Effect of brown adipose tissue/cells on the growth of mouse hepatocellular carcinoma in vitro and in vivo

• Published in: Oncology letters Vol. 17; no. 3; pp. 3203 - 3210
• Main Authors: Liu, Dong, Li, Yi, Shang, Yue, Wang, Wendie, Chen, Shu-Zhen
• Format: Journal Article
• Language: English
• Published: Greece Spandidos Publications 01.03.2019; Spandidos Publications UK Ltd; D.A. Spandidos
• Subjects: Abdomen; Adipose tissue; Body fat; Cancer; Carcinoma; Care and treatment; Development and progression; Experiments; Gene expression; Health aspects; Hepatocellular carcinoma; Immunotherapy; Lipoproteins; Liver; Liver cancer; Metabolic disorders; Obesity; Oncology; Physiological aspects; Sorafenib; Surgery; Triglycerides; Tumors; Beijing China; China; H22 cell viability; brown adipose tissue excision; hepatocellular carcinoma; brown adipose tissues
• ISSN: 1792-1074; 1792-1082
• DOI: 10.3892/ol.2019.9977

Activation of brown adipose tissue (BAT) is an effective strategy for treating obesity.

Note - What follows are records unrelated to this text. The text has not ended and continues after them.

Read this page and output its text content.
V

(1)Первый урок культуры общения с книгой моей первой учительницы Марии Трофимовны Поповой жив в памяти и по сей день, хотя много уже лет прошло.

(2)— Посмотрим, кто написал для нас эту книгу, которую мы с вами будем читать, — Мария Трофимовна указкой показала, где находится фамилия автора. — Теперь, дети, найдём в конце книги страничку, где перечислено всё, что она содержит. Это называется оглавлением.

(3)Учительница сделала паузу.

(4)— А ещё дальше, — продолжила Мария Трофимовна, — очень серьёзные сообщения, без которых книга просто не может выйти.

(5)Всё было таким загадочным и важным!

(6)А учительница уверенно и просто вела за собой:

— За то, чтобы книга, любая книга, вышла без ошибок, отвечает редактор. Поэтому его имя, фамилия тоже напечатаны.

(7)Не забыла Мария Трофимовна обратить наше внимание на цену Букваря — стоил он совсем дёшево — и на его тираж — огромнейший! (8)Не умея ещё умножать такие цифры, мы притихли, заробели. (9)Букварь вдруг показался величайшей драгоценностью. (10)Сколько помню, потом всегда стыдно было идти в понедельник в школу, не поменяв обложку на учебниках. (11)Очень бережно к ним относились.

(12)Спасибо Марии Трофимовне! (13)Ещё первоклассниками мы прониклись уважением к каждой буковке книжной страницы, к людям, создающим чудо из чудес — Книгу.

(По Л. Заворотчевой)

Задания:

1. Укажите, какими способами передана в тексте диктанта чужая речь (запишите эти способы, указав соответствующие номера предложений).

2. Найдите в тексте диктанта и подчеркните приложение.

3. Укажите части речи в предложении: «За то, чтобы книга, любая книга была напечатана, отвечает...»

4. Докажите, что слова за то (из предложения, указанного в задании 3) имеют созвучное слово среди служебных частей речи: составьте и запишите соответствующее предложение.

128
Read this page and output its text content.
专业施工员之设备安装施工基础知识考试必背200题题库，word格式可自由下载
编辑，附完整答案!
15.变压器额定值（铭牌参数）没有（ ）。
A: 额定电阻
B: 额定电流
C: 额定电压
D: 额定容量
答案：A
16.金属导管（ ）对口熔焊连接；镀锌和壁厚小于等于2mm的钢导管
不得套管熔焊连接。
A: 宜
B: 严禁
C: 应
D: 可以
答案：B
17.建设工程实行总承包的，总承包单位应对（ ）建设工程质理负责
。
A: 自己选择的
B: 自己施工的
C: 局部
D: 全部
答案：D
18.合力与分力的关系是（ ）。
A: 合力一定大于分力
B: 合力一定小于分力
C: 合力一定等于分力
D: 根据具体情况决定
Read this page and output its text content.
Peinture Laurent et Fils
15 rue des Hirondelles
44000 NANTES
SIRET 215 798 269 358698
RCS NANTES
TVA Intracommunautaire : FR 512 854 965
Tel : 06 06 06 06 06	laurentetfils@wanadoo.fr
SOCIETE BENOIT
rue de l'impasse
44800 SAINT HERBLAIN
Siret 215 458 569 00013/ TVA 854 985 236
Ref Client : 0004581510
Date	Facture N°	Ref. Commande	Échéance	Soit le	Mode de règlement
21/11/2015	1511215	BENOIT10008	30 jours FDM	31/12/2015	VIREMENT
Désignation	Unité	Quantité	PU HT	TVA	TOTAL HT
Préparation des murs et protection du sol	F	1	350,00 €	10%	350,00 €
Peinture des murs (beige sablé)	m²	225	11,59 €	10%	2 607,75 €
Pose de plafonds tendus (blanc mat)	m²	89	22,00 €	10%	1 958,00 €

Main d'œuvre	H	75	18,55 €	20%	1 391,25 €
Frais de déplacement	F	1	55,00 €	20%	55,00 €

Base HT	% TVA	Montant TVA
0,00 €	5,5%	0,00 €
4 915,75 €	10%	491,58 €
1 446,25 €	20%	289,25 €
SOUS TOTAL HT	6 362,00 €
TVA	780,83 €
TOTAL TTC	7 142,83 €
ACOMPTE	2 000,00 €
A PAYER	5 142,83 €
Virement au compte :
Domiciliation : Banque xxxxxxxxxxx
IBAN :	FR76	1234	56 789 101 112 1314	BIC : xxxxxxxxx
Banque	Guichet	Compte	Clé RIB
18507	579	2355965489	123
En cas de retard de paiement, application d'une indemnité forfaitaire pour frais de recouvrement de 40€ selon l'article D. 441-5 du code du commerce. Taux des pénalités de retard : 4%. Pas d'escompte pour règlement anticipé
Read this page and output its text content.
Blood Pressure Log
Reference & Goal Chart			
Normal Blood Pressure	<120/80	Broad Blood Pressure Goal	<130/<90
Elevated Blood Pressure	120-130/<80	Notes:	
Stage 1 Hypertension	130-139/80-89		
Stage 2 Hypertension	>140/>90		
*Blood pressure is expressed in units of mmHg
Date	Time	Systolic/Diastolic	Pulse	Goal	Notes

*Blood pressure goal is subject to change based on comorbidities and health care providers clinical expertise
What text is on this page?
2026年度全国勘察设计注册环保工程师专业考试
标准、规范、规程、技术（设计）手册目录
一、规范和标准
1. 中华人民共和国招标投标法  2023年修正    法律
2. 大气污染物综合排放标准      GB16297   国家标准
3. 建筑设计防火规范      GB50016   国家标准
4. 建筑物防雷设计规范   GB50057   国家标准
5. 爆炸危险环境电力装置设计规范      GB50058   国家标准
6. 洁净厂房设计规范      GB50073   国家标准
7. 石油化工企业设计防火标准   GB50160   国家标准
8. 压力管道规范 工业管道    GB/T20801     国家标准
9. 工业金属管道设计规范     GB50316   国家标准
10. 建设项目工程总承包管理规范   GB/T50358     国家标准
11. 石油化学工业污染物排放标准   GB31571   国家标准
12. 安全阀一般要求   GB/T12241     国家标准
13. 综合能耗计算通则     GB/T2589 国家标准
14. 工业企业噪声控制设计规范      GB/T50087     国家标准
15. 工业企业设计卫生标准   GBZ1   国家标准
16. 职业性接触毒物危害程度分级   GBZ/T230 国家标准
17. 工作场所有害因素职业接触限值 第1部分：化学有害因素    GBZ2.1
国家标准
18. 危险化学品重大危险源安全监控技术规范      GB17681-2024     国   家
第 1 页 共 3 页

Hepatocellular carcinoma (HCC) is a life-threatening hepatic malignancy with a high mortality rate. Considering that obesity is a risk factor for HCC, the aim of the present study was to investigate the association between HCC and BAT. Using a mouse model, H22 transplantation led to an increase in liver weight, a decrease in the weight of BAT and white adipose tissue, and an increase in the serum level of triacylglycerol (TG). In the BAT excision model, the removal of BAT led to increased growth of H22 tumors, which was accompanied by a more marked increase in liver weight and in the serum level of TG. The and intervention models with primary brown adipose cells (BACs) indicated that primary BACs can directly decrease the viability of H22 cells and the growth of tumors. In conclusion, BAT is a protective organ or tissue against HCC, and BACs may be a potential therapeutic tool for the treatment of HCC.